Periods happen every month for most women, but we are so busy with our daily tasks that we tend to forget our period dates. Many women, like me, have such inconsistent cycles that it is hard to predict the next menstruation. This inconvenience may prevent us from organizing our work at ease or enjoying life. Keeping track of previous period dates and analyzing the historical data may help.
In this project, I dived into the menstrual cycle data. I sought to answer the questions:
- Who are the clients and what menstrual patterns that do they follow?
- Can we predict future cycle length to help clients with confidence?
- Which personal and cycle factors shape these clustering and predictions the most?

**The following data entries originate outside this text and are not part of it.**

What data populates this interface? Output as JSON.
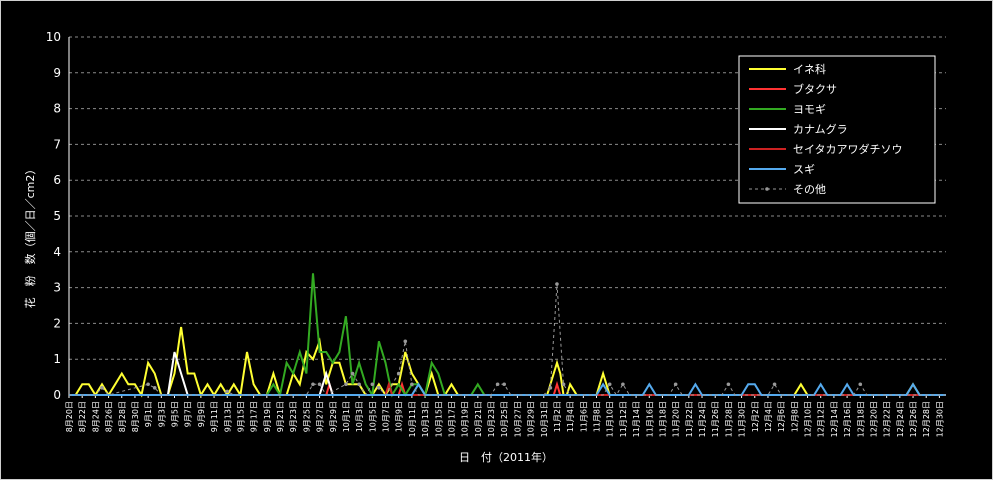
{
  "chart_data": {
    "type": "line",
    "xlabel": "日　付（2011年）",
    "ylabel": "花　粉　数（個／日／cm2）",
    "ylim": [
      0,
      10
    ],
    "yticks": [
      "0",
      "1",
      "2",
      "3",
      "4",
      "5",
      "6",
      "7",
      "8",
      "9",
      "10"
    ],
    "grid": "horizontal-dashed",
    "legend_position": "top-right",
    "xtick_labels": [
      "8月20日",
      "8月22日",
      "8月24日",
      "8月26日",
      "8月28日",
      "8月30日",
      "9月1日",
      "9月3日",
      "9月5日",
      "9月7日",
      "9月9日",
      "9月11日",
      "9月13日",
      "9月15日",
      "9月17日",
      "9月19日",
      "9月21日",
      "9月23日",
      "9月25日",
      "9月27日",
      "9月29日",
      "10月1日",
      "10月3日",
      "10月5日",
      "10月7日",
      "10月9日",
      "10月11日",
      "10月13日",
      "10月15日",
      "10月17日",
      "10月19日",
      "10月21日",
      "10月23日",
      "10月25日",
      "10月27日",
      "10月29日",
      "10月31日",
      "11月2日",
      "11月4日",
      "11月6日",
      "11月8日",
      "11月10日",
      "11月12日",
      "11月14日",
      "11月16日",
      "11月18日",
      "11月20日",
      "11月22日",
      "11月24日",
      "11月26日",
      "11月28日",
      "11月30日",
      "12月2日",
      "12月4日",
      "12月6日",
      "12月8日",
      "12月10日",
      "12月12日",
      "12月14日",
      "12月16日",
      "12月18日",
      "12月20日",
      "12月22日",
      "12月24日",
      "12月26日",
      "12月28日",
      "12月30日"
    ],
    "x_days_note": "",
    "series": [
      {
        "name": "イネ科",
        "color": "#ffff33",
        "dash": false,
        "points": [
          [
            0,
            0
          ],
          [
            2,
            0
          ],
          [
            4,
            0.3
          ],
          [
            6,
            0.3
          ],
          [
            8,
            0
          ],
          [
            10,
            0.3
          ],
          [
            12,
            0
          ],
          [
            14,
            0.3
          ],
          [
            16,
            0.6
          ],
          [
            18,
            0.3
          ],
          [
            20,
            0.3
          ],
          [
            22,
            0
          ],
          [
            24,
            0.9
          ],
          [
            26,
            0.6
          ],
          [
            28,
            0
          ],
          [
            30,
            0
          ],
          [
            32,
            0.6
          ],
          [
            34,
            1.9
          ],
          [
            36,
            0.6
          ],
          [
            38,
            0.6
          ],
          [
            40,
            0
          ],
          [
            42,
            0.3
          ],
          [
            44,
            0
          ],
          [
            46,
            0.3
          ],
          [
            48,
            0
          ],
          [
            50,
            0.3
          ],
          [
            52,
            0
          ],
          [
            54,
            1.2
          ],
          [
            56,
            0.3
          ],
          [
            58,
            0
          ],
          [
            60,
            0
          ],
          [
            62,
            0.6
          ],
          [
            64,
            0
          ],
          [
            66,
            0
          ],
          [
            68,
            0.6
          ],
          [
            70,
            0.3
          ],
          [
            72,
            1.2
          ],
          [
            74,
            1.0
          ],
          [
            76,
            1.5
          ],
          [
            78,
            0.3
          ],
          [
            80,
            0.9
          ],
          [
            82,
            0.9
          ],
          [
            84,
            0.3
          ],
          [
            86,
            0.3
          ],
          [
            88,
            0.3
          ],
          [
            90,
            0
          ],
          [
            92,
            0
          ],
          [
            94,
            0.3
          ],
          [
            96,
            0
          ],
          [
            98,
            0.3
          ],
          [
            100,
            0.3
          ],
          [
            102,
            1.2
          ],
          [
            104,
            0.6
          ],
          [
            106,
            0.3
          ],
          [
            108,
            0
          ],
          [
            110,
            0.6
          ],
          [
            112,
            0
          ],
          [
            114,
            0
          ],
          [
            116,
            0.3
          ],
          [
            118,
            0
          ],
          [
            120,
            0
          ],
          [
            122,
            0
          ],
          [
            124,
            0
          ],
          [
            126,
            0
          ],
          [
            128,
            0
          ],
          [
            130,
            0
          ],
          [
            132,
            0
          ],
          [
            134,
            0
          ],
          [
            136,
            0
          ],
          [
            138,
            0
          ],
          [
            140,
            0
          ],
          [
            142,
            0
          ],
          [
            144,
            0
          ],
          [
            145,
            0
          ],
          [
            146,
            0.3
          ],
          [
            147,
            0.6
          ],
          [
            148,
            0.9
          ],
          [
            149,
            0.6
          ],
          [
            150,
            0
          ],
          [
            151,
            0
          ],
          [
            152,
            0.3
          ],
          [
            154,
            0
          ],
          [
            160,
            0
          ],
          [
            162,
            0.6
          ],
          [
            164,
            0
          ],
          [
            220,
            0
          ],
          [
            222,
            0.3
          ],
          [
            224,
            0
          ],
          [
            254,
            0
          ],
          [
            256,
            0.3
          ],
          [
            258,
            0
          ],
          [
            266,
            0
          ]
        ]
      },
      {
        "name": "ブタクサ",
        "color": "#ff3333",
        "dash": false,
        "points": [
          [
            0,
            0
          ],
          [
            78,
            0
          ],
          [
            79,
            0.3
          ],
          [
            80,
            0
          ],
          [
            100,
            0
          ],
          [
            101,
            0.3
          ],
          [
            102,
            0
          ],
          [
            147,
            0
          ],
          [
            148,
            0.3
          ],
          [
            149,
            0
          ],
          [
            266,
            0
          ]
        ]
      },
      {
        "name": "ヨモギ",
        "color": "#33aa22",
        "dash": false,
        "points": [
          [
            0,
            0
          ],
          [
            56,
            0
          ],
          [
            58,
            0
          ],
          [
            60,
            0
          ],
          [
            62,
            0.3
          ],
          [
            64,
            0
          ],
          [
            66,
            0.9
          ],
          [
            68,
            0.6
          ],
          [
            70,
            1.2
          ],
          [
            72,
            0.6
          ],
          [
            74,
            3.4
          ],
          [
            76,
            1.2
          ],
          [
            78,
            1.2
          ],
          [
            80,
            0.9
          ],
          [
            82,
            1.2
          ],
          [
            84,
            2.2
          ],
          [
            86,
            0.3
          ],
          [
            88,
            0.9
          ],
          [
            90,
            0.3
          ],
          [
            92,
            0
          ],
          [
            94,
            1.5
          ],
          [
            96,
            0.9
          ],
          [
            98,
            0
          ],
          [
            100,
            0.3
          ],
          [
            102,
            0
          ],
          [
            104,
            0.3
          ],
          [
            106,
            0.3
          ],
          [
            108,
            0
          ],
          [
            110,
            0.9
          ],
          [
            112,
            0.6
          ],
          [
            114,
            0
          ],
          [
            120,
            0
          ],
          [
            122,
            0
          ],
          [
            124,
            0.3
          ],
          [
            126,
            0
          ],
          [
            266,
            0
          ]
        ]
      },
      {
        "name": "カナムグラ",
        "color": "#ffffff",
        "dash": false,
        "points": [
          [
            0,
            0
          ],
          [
            28,
            0
          ],
          [
            30,
            0
          ],
          [
            32,
            1.2
          ],
          [
            34,
            0.6
          ],
          [
            36,
            0
          ],
          [
            38,
            0
          ],
          [
            74,
            0
          ],
          [
            76,
            0
          ],
          [
            77,
            0.3
          ],
          [
            78,
            0.6
          ],
          [
            79,
            0.3
          ],
          [
            80,
            0
          ],
          [
            266,
            0
          ]
        ]
      },
      {
        "name": "セイタカアワダチソウ",
        "color": "#cc2222",
        "dash": false,
        "points": [
          [
            0,
            0
          ],
          [
            96,
            0
          ],
          [
            97,
            0.3
          ],
          [
            98,
            0
          ],
          [
            266,
            0
          ]
        ]
      },
      {
        "name": "スギ",
        "color": "#55aaee",
        "dash": false,
        "points": [
          [
            0,
            0
          ],
          [
            104,
            0
          ],
          [
            106,
            0.3
          ],
          [
            108,
            0
          ],
          [
            160,
            0
          ],
          [
            162,
            0.3
          ],
          [
            164,
            0
          ],
          [
            174,
            0
          ],
          [
            176,
            0.3
          ],
          [
            178,
            0
          ],
          [
            188,
            0
          ],
          [
            190,
            0.3
          ],
          [
            192,
            0
          ],
          [
            204,
            0
          ],
          [
            206,
            0.3
          ],
          [
            208,
            0.3
          ],
          [
            210,
            0
          ],
          [
            226,
            0
          ],
          [
            228,
            0.3
          ],
          [
            230,
            0
          ],
          [
            234,
            0
          ],
          [
            236,
            0.3
          ],
          [
            238,
            0
          ],
          [
            254,
            0
          ],
          [
            256,
            0.3
          ],
          [
            258,
            0
          ],
          [
            266,
            0
          ]
        ]
      },
      {
        "name": "その他",
        "color": "#999999",
        "dash": true,
        "points": [
          [
            0,
            0
          ],
          [
            8,
            0
          ],
          [
            10,
            0.2
          ],
          [
            12,
            0
          ],
          [
            24,
            0.3
          ],
          [
            26,
            0.2
          ],
          [
            28,
            0
          ],
          [
            46,
            0
          ],
          [
            48,
            0.1
          ],
          [
            50,
            0
          ],
          [
            72,
            0
          ],
          [
            74,
            0.3
          ],
          [
            76,
            0.3
          ],
          [
            78,
            0
          ],
          [
            84,
            0.3
          ],
          [
            86,
            0.6
          ],
          [
            88,
            0.3
          ],
          [
            90,
            0
          ],
          [
            92,
            0.3
          ],
          [
            94,
            0.2
          ],
          [
            96,
            0
          ],
          [
            100,
            0.6
          ],
          [
            102,
            1.5
          ],
          [
            104,
            0.3
          ],
          [
            106,
            0
          ],
          [
            118,
            0
          ],
          [
            120,
            0
          ],
          [
            128,
            0
          ],
          [
            130,
            0.3
          ],
          [
            132,
            0.3
          ],
          [
            134,
            0
          ],
          [
            144,
            0
          ],
          [
            146,
            0.2
          ],
          [
            148,
            3.1
          ],
          [
            150,
            0.3
          ],
          [
            152,
            0
          ],
          [
            162,
            0
          ],
          [
            164,
            0.3
          ],
          [
            166,
            0
          ],
          [
            168,
            0.3
          ],
          [
            170,
            0
          ],
          [
            182,
            0
          ],
          [
            184,
            0.3
          ],
          [
            186,
            0
          ],
          [
            198,
            0
          ],
          [
            200,
            0.3
          ],
          [
            202,
            0
          ],
          [
            212,
            0
          ],
          [
            214,
            0.3
          ],
          [
            216,
            0
          ],
          [
            238,
            0
          ],
          [
            240,
            0.3
          ],
          [
            242,
            0
          ],
          [
            266,
            0
          ]
        ]
      }
    ]
  }
}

Models and results from this project can be used for mentruation tracking apps or websites to identify distinct user groups based on their cycle patterns and to predict what's coming next. Using unsupervised learning techniques such as dimensionality reduction and clustering, I segmented users into groups and uncovered cluster profiles with descriptive analysis and classifier-based explanation. Further, I employed predictive modeling to predict cycle length using personal and cycle-related features. The results of both supervised and unsupervised learning tasks were explained with SHAPLEY values to map the influential features to clustering and predictive decisions.

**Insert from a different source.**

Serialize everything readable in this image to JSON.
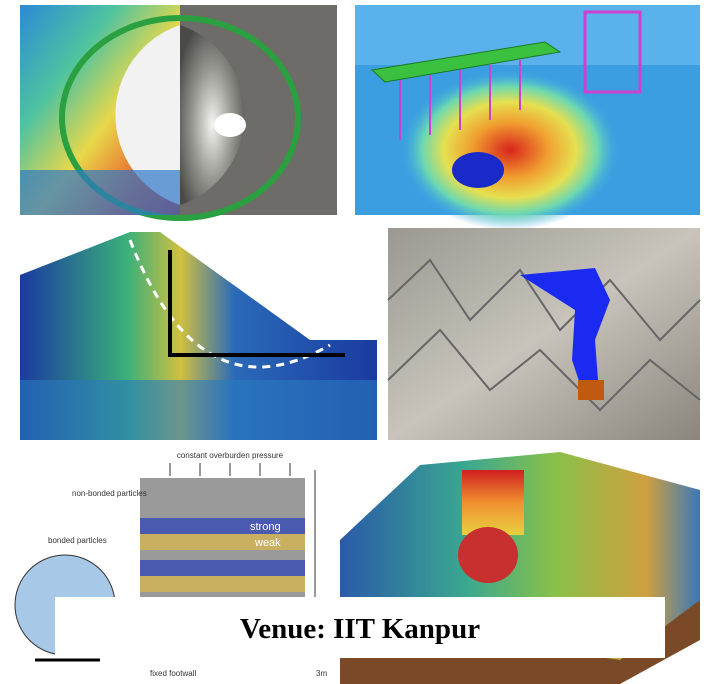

The dataset consists of 1665 rows, corresponding to 1665 clients, and 80 columns, including ClientID, CycleNumber, Group, CycleWithPeakorNot, LengthofCycle, LengthofLutealPhase and so on. Features are continuous and categorical. Categorical features can be further divided into ordinal variables (eg. MensesScoreDayOne, MensesScoreDayTwo, MensesScoreDayThree), nominal variables (EstimatedDayofOvulation, ReproductiveCategory, FirstDayofHigh) and binary variables (Group, CycleWithPeakorNot, IntercourseInFertileWindow, UnusualBleeding)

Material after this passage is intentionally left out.